In that paradoxical way of faith when we respond to the poverty of another we find that our own poverty is responded to as well. The old man was poor in things, but rich in spirit and faith. He gave of that to this family that welcomed him and gave to him of their material wealth. They gave and received from each other through the act of putting aside partiality in favor of seeing a common humanity. Imagine how much less fear and anger and abuse and violence there might be in this world if we could treat each other this way!

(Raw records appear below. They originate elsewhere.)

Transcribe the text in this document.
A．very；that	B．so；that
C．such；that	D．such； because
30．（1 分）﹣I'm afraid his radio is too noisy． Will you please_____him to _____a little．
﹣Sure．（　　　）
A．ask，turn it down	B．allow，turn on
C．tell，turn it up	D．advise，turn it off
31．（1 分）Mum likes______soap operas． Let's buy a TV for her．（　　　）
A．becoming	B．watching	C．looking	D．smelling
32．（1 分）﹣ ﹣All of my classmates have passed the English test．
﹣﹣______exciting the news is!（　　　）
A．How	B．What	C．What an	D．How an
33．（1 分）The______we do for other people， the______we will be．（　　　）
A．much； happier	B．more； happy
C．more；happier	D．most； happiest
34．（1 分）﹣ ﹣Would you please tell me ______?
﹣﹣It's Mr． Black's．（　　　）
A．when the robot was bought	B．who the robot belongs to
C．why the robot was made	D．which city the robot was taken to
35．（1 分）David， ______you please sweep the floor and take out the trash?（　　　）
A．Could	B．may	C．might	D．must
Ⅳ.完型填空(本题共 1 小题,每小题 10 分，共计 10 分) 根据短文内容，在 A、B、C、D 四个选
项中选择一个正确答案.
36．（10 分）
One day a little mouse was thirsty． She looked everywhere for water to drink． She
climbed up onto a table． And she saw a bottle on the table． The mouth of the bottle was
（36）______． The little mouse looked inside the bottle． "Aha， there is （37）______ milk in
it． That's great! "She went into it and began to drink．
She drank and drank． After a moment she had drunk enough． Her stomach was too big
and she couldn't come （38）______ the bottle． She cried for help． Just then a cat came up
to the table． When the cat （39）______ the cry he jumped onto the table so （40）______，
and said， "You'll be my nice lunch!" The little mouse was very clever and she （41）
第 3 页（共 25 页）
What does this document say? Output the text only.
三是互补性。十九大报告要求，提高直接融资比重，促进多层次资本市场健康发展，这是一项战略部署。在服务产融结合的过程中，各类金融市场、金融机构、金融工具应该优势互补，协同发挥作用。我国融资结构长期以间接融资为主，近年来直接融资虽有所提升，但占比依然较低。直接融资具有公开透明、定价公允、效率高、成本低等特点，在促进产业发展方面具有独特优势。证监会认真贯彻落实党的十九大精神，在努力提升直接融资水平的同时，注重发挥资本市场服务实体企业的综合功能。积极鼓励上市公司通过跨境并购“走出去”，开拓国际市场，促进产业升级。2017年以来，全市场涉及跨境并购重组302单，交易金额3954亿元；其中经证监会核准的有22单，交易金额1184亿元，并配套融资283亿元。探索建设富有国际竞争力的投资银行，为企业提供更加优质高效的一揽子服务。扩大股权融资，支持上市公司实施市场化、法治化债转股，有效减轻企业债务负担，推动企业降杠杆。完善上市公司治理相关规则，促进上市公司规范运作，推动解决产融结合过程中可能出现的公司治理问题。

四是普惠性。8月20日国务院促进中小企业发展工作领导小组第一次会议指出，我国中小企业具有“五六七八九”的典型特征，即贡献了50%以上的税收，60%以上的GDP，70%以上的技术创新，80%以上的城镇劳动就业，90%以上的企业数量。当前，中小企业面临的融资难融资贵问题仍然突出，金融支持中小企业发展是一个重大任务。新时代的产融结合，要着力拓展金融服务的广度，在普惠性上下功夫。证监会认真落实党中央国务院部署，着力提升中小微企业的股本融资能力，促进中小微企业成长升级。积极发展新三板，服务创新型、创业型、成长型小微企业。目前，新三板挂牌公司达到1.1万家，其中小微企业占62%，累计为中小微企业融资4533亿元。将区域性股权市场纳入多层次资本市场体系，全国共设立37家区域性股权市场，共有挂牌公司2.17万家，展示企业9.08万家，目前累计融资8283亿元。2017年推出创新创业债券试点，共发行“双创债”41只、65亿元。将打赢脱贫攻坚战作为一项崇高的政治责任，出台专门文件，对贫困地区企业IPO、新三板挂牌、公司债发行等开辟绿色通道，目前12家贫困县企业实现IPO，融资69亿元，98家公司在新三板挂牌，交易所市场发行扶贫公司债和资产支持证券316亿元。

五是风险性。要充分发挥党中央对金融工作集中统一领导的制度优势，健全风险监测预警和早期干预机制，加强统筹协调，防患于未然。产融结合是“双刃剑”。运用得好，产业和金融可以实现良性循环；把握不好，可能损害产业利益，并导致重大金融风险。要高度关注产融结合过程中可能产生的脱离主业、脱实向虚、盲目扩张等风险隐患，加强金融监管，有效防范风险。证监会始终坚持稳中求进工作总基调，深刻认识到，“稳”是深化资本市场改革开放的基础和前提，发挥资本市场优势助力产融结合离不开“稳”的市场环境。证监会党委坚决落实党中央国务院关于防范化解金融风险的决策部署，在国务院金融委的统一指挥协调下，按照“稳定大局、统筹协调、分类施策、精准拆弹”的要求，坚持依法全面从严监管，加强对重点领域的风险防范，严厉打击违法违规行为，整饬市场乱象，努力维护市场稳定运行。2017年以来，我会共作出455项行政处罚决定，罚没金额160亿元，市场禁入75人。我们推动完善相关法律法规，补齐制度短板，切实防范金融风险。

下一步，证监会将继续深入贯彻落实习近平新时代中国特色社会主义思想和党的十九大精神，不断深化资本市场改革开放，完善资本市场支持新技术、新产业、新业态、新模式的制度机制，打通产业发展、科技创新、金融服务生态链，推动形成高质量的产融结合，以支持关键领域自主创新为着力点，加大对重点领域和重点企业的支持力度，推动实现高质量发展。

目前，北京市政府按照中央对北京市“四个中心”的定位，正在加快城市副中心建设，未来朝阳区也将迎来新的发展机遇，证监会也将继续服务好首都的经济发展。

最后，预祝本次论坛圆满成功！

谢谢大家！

Perhaps the challenge of James we can take home this week is to spend some time looking into our soul at our own partiality. Where? Towards whom? About what? And when we find that it is leading us into a place of disregard and contempt we can look there to find our own poverty. We can also then begin again to let it go in favor of the amazing vision of Jesus where all are important and equally needed at the table. We can be healed of our poverties by allowing ourselves to be there for one another, giving of our wealth, whatever its form, to meet the lack in others and vice versa. We can grow more alive because we see our life being fed by all others and not by having to prove we are more important than others. We can embody a faith that has works and is therefore alive.